Registo de cães, gatos e furões passa a ser obrigatório a partir de 28 de Outubro — cada registo custará 2,5€

Os donos de cães, gatos e furões vão ser obrigados a registar os seus animais no novo Sistema de Informação de Animais de Companhia (SIAC), já a partir de 28 de Outubro. Cada registo é obrigatório e custará 2,5 euros por animal, segundo estipula uma portaria publicada nesta quinta-feira, 3 de Outubro, em Diário da República. Este valor será aplicado no biénio 2019-2020.

O registo no SIAC vai reunir informações relativas ao chip que se coloca nos animais, a identificação do dono e respectivos dados de contacto, a informação sanitária obrigatória (dados sobre as vacinas) e ainda do médico veterinário que procede à marcação do animal. O pagamento da taxa é feito ao veterinário, que é quem acede ao SIAC e paga esse valor de forma antecipada para aceder ao sistema e proceder aos registos. Os 2,50 euros são entregues na totalidade à Direcção-Geral de Alimentação e Veterinária (DGAV).

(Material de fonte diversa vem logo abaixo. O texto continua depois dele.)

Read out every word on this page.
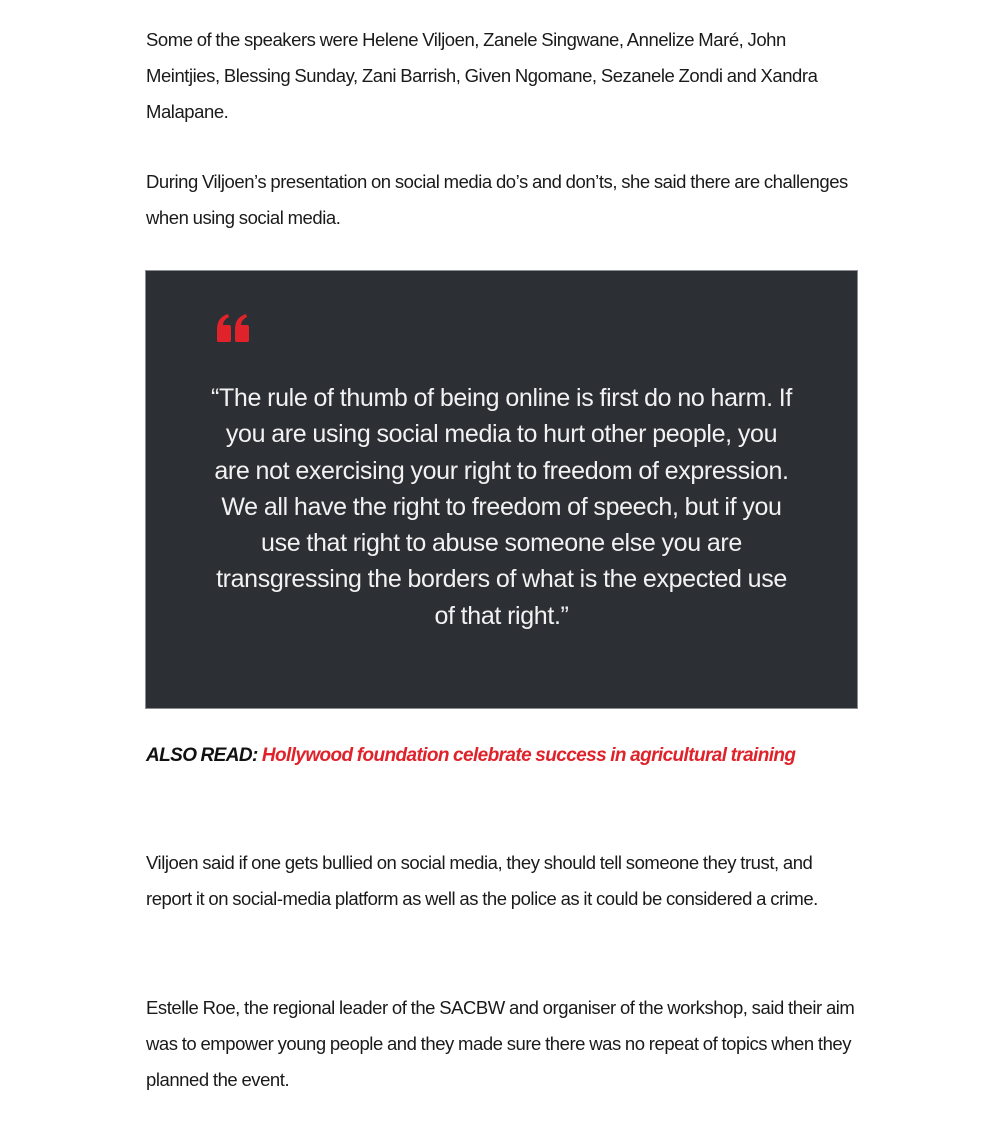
Some of the speakers were Helene Viljoen, Zanele Singwane, Annelize Maré, John Meintjies, Blessing Sunday, Zani Barrish, Given Ngomane, Sezanele Zondi and Xandra Malapane.

During Viljoen’s presentation on social media do’s and don’ts, she said there are challenges when using social media.

“The rule of thumb of being online is first do no harm. If you are using social media to hurt other people, you are not exercising your right to freedom of expression. We all have the right to freedom of speech, but if you use that right to abuse someone else you are transgressing the borders of what is the expected use of that right.”

ALSO READ: Hollywood foundation celebrate success in agricultural training

Viljoen said if one gets bullied on social media, they should tell someone they trust, and report it on social-media platform as well as the police as it could be considered a crime.

Estelle Roe, the regional leader of the SACBW and organiser of the workshop, said their aim was to empower young people and they made sure there was no repeat of topics when they planned the event.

A lei determina que o registo no SIAC é obrigatório para todos os animais nascidos em território nacional ou nele presentes por um período igual ou superior a 120 dias. O registo deve ocorrer até 120 dias após o nascimento e se a data deste não for conhecida, o prazo começa a contar com a perda dos dentes incisivos de leite. Só podem ser vacinados os animais que se encontram registados. Havendo mudança de dono, alterações do local de residência do animal, desaparecimento ou morte do mesmo, tal deve ser comunicado ao SIAC no prazo de 15 dias.

Caso o dono não efectue este registo, ocorre em multas que podem variar entre os 50 e os 3.740 euros no caso de uma pessoa singular, ou até um máximo de 44.890 euros no caso de uma pessoa colectiva.

Consoante a gravidade da contra-ordenação e a culpa do agente, podem ser aplicadas, para além da coima, sanções como “perda a favor do Estado de objectos e/ou de animais” ou “privação do direito de participarem em feiras ou mercados de animais”.

A medida surge como forma de “desenvolver normas de prevenção do abandono animal e de promoção da detenção responsável”.

A Ordem dos Médicos Veterinários defende o fim da taxa camarária que os proprietários têm de pagar pela licença dos animais de companhia e tudo indica que esta reivindicação será atendida.